Monday, August 10, 2009

Chicken Little of the Sea


The sea is rising! The sea rising! Twice in the last couple of months I've encountered people talking about a possible 100 (one hundred) metre (meter) sea level rise in the next one-hundred years. I've even seen one article that showed maps of Australia after a predicted 300m sea level rise. This seemed like a heck of a lot of water, so I wondered if anyone had done the math, volume calculations and so forth. It turns out a good number of people have done the math ...

So let's be boring and talk volumes. There is a lot of ice out there in the world. If all the ice in Greenland was to melt, for example, the global sea levels would rise by 6-7 metres. There's some wiggle room in the numbers because it is hard to accurately gauge the thickness of the ice, but the calculated volumes are all similar. That's quite a rise in sea levels from just one block of ice. It is a very large block of ice though ...

By-the-way, there are climate change deniers who point out that the Greenland ice sheet is actually thickening ... which they use as a 'counter-example' of warming. However, the truth is, as always, more interesting. As the Greenland ice melts around the edges, as ice tends to do, the increase precipitation (rain and snow fall) in Greenland due to the warmer average temperature deposits more ice on the top of the pile. So it is growing thicker, even as it loses mass to melting.

Back to sea level rise. So, all of Greenland equals a 6-7m rise ... this sounds bad. We can add in some more ice ... The Antarctica Peninsula ice would add in about half a metre, and this is about the same amount as all the world's glacier ice. If all the Antarctica ice were to turn to water, the whole continent becoming incontinent as it were, then you are looking at some serious changes ... about 60m in rising sea waters. However, even when you add in all the snow and ice from everywhere in the world, a melted earth, you still don't get to one hundred metres. In fact, you don't get to 90m even when you add in water expansion from temperate rise.

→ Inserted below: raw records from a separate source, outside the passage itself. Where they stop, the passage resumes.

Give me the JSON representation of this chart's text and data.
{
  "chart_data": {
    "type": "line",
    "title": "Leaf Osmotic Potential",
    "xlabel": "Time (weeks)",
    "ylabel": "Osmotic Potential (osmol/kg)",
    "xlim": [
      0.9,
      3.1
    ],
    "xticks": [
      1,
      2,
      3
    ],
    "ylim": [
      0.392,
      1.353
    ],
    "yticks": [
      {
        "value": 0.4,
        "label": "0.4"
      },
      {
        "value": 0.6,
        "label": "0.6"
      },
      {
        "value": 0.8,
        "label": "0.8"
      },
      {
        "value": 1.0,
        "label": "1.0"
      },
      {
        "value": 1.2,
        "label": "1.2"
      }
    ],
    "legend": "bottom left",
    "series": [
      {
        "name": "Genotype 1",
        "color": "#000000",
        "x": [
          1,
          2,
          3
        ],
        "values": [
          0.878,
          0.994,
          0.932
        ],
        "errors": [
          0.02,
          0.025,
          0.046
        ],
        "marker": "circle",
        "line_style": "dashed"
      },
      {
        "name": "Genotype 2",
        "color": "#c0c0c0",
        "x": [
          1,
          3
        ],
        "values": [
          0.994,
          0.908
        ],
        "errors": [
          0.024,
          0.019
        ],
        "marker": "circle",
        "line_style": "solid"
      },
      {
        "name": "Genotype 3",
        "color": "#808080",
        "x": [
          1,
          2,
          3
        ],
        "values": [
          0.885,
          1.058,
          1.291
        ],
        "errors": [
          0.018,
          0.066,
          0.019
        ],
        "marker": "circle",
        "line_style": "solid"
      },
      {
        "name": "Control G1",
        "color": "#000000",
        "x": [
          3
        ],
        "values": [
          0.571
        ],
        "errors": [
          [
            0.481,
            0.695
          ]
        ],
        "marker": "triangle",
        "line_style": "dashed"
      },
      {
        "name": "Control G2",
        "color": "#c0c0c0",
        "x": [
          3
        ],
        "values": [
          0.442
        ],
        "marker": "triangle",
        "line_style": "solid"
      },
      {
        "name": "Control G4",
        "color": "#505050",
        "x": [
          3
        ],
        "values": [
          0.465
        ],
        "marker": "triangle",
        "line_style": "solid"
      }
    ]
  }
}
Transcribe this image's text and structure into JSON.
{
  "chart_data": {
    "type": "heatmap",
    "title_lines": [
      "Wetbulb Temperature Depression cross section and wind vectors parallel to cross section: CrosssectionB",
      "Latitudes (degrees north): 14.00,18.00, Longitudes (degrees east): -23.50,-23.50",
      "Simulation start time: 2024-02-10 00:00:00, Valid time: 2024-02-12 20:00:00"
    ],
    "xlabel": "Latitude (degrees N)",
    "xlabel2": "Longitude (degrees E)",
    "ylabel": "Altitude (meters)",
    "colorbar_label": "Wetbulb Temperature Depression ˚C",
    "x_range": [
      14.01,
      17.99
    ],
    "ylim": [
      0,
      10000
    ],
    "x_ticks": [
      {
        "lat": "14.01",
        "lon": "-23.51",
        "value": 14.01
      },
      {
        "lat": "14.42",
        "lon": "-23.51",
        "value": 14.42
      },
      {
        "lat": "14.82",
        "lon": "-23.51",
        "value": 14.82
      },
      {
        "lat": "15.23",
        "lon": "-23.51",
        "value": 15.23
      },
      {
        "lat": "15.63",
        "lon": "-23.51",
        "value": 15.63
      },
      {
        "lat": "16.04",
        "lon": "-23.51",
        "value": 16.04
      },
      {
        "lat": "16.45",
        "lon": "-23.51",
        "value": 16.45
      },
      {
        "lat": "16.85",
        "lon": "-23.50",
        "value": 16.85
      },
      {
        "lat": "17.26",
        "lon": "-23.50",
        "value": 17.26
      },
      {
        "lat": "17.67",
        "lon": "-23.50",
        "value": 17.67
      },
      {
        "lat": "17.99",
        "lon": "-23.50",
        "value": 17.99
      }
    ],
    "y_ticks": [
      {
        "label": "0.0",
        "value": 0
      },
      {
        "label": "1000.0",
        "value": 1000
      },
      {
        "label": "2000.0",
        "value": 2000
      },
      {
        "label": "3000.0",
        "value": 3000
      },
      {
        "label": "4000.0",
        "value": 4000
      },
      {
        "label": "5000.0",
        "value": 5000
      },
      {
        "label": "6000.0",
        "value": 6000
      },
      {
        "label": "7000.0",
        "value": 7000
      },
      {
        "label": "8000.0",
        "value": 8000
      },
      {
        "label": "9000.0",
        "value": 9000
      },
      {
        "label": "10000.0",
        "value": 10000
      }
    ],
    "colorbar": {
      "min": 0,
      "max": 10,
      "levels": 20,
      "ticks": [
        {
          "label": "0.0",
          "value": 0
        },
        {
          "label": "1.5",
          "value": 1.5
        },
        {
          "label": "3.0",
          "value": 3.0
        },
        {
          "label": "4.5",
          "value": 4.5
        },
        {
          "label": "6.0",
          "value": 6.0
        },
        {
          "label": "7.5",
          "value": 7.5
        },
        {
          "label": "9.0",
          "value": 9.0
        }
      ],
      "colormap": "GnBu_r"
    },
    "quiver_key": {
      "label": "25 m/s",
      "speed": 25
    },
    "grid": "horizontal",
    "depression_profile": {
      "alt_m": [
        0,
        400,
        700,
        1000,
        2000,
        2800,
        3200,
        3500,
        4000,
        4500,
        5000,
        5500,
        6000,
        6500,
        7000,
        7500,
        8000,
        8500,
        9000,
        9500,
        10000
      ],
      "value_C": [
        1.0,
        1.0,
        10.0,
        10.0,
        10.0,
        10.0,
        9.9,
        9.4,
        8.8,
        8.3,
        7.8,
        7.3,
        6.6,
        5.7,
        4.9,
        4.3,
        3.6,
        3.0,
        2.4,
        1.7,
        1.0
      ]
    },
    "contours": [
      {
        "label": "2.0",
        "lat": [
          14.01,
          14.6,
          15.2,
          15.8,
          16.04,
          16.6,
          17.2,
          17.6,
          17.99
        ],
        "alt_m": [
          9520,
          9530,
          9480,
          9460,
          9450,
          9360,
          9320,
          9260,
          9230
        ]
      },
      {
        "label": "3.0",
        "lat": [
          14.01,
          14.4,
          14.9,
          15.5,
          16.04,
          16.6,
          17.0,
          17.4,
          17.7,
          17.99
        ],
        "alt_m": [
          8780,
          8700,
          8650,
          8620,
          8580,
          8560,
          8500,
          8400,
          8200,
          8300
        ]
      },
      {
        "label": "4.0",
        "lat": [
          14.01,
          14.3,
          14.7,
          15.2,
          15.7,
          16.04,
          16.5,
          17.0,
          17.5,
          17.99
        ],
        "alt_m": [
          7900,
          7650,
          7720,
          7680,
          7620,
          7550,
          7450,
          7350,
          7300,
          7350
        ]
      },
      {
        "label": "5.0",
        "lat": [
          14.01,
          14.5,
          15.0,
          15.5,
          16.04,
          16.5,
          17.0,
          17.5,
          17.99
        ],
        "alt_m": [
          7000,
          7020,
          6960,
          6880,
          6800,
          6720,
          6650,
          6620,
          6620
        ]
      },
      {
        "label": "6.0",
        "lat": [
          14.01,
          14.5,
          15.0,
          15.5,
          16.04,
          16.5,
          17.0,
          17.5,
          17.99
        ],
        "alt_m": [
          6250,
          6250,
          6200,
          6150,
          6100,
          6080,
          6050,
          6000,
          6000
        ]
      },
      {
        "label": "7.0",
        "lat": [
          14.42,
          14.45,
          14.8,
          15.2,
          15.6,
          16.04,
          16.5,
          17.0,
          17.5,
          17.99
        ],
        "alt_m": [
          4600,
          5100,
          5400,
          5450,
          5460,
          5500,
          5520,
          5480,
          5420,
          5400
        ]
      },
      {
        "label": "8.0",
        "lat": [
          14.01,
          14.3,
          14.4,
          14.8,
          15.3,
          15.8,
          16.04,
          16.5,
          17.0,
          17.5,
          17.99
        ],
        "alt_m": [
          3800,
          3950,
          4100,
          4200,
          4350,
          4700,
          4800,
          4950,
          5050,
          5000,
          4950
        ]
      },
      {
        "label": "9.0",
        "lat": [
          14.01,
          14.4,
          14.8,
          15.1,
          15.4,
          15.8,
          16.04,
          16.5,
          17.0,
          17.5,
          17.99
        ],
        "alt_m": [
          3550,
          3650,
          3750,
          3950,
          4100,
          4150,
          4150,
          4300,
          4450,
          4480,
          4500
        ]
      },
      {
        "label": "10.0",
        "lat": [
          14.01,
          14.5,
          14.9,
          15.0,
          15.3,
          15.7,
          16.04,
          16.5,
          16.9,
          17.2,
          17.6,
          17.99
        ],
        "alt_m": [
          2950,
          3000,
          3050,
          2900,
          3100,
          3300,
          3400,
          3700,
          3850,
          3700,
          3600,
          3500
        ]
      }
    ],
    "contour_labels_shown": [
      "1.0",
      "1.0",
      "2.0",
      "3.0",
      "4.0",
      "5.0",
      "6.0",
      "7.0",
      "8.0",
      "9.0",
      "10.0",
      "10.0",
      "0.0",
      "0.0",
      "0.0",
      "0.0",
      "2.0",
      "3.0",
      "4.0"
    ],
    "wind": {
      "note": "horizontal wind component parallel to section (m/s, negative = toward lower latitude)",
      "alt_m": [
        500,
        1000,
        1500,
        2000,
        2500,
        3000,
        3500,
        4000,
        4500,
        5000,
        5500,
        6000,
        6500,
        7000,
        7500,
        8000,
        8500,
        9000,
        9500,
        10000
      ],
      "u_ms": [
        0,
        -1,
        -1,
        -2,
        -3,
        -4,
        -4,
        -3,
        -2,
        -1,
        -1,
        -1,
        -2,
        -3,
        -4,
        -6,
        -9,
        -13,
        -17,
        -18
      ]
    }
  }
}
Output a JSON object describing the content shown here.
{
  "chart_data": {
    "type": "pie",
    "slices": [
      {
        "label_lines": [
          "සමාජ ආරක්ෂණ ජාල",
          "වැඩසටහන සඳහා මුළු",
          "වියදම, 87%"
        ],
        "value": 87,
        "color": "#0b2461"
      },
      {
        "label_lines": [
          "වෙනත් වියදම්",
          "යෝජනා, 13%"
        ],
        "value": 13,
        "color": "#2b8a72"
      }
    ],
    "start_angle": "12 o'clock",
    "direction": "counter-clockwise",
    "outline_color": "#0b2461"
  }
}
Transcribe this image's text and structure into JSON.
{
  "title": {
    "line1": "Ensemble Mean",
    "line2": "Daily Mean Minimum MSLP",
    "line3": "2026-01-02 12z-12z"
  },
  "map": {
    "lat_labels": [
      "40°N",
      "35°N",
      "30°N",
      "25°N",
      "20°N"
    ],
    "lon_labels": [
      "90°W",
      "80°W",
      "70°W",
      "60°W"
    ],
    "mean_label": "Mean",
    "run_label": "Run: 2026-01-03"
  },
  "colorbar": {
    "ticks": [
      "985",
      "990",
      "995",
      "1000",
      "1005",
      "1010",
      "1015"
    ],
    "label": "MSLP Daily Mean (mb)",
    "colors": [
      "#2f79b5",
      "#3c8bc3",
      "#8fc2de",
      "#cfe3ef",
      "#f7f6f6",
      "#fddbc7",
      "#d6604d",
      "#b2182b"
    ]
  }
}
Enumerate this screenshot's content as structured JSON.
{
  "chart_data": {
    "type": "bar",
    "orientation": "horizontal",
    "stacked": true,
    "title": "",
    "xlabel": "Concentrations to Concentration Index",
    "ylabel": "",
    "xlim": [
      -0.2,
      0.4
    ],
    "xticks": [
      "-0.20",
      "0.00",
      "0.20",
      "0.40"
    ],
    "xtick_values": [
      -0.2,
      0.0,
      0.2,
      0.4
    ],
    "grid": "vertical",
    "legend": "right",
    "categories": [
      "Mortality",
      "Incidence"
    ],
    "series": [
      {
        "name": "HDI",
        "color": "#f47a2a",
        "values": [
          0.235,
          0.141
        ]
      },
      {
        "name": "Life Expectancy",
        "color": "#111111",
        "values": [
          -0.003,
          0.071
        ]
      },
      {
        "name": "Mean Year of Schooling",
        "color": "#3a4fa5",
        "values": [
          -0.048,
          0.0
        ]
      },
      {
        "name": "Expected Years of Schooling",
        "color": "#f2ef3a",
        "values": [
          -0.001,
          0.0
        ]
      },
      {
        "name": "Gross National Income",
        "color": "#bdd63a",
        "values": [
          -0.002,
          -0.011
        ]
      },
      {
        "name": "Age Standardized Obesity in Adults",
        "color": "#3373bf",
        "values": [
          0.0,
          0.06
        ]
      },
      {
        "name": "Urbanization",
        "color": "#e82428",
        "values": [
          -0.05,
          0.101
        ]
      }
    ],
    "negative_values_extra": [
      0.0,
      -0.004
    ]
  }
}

Seventy or so metres of sea rise sounds pretty bad, but remember the entire world has to melt to get this rise. Not a drop left in ice form. This would mean a change in temperature of plus 37oC in various places. As far as I'm aware no-one is suggesting a global temperature rise of 37oC by 2100. If that were to happen, sea level rises would not be our most compelling problem. Building extremely deep underground bunker complexes or leaving the planet would be much higher on our to do list than worrying about the lapping water around our necks.

The actual scientific figures out there estimate a global sea level rise of between 0.1mm (one tenth of a millimeter) to 0.95mm (just under 10 centimetres) a year until 2100 (By scientific I mean from places like the Max Plank Institute and the IPCC (Intergovernmental Panel on Climate Change)). This means that we have a predicted average sea level rise of up-to-a-metre in the next century, but probably less, assuming change continues as predicted. This is 1% or less of the 100m 'prediction' I have been seeing splashed around lately. By the way, the key phrase there is 'average rise' ... individual results may vary.

The odd thing is, a 1m or even half metre sea-level change will have massive consequences ... higher waves, higher flood waters, costal erosion ... but for some reason no one wants to say 'one metre' or 'half-a-metre' or even 'up to a metre' ... it sounds too small. Too tiny to be frightening. So radio, web and TV experts just seem to make up numbers, scary numbers, as it sounds and looks better. Five meters, 10, 25, 50 100, and even 300m ... For example, there's a Google Earth add-on that allows you to change the sea level ... but adding 0.5m to the program changes nothing as the resolution is too small. Instead you are encouraged to enter 50m or 100m to simulate the sea level changes from global warming (indeed there is a popular website of showing generated world maps showing 100m sea level rise), and when you do massive changes occur, but the problem is these numbers are made up. The only basis for entering such large changes is to see large changes on the map ... there's no science behind those numbers, and there's just not enough water out there.

As a contrast, at the end of the last ice age the change is sea levels was about 120m. There was a lot more ice on the planet then (about three times as much as today) and while various kid's films may suggest the melting happened in a hurry, it was a slow change of several thousands of years. This means we currently have media climate 'experts' telling us to expect a change nearly as dramatic as the end of the last ice age to occur thirty times as fast as it did then.... And no-one questions these experts, because to do so is to be labeled a horrid denier of global warming and worse than (insert enemy of the month here). Once these exaggerated figures get out into the public domain they are slavishly copied and repeated without checking.

Don't get me wrong here, I'm not a climate change denier. I'm not saying sea levels are not rising. I'm not saying that even a less-than-half-a-metre change isn't going to have terrible consequencess. I'm not saying something dramatic couldn't happen ... such as a large chunk of the Western Antarctic ice sliding into the water and raising sea levels several metres. I'm just saying that anyone who tells you that the sea level is going to rise 100m in the next century is talking bollocks ... complete and utter, unsubstantiated bollocks.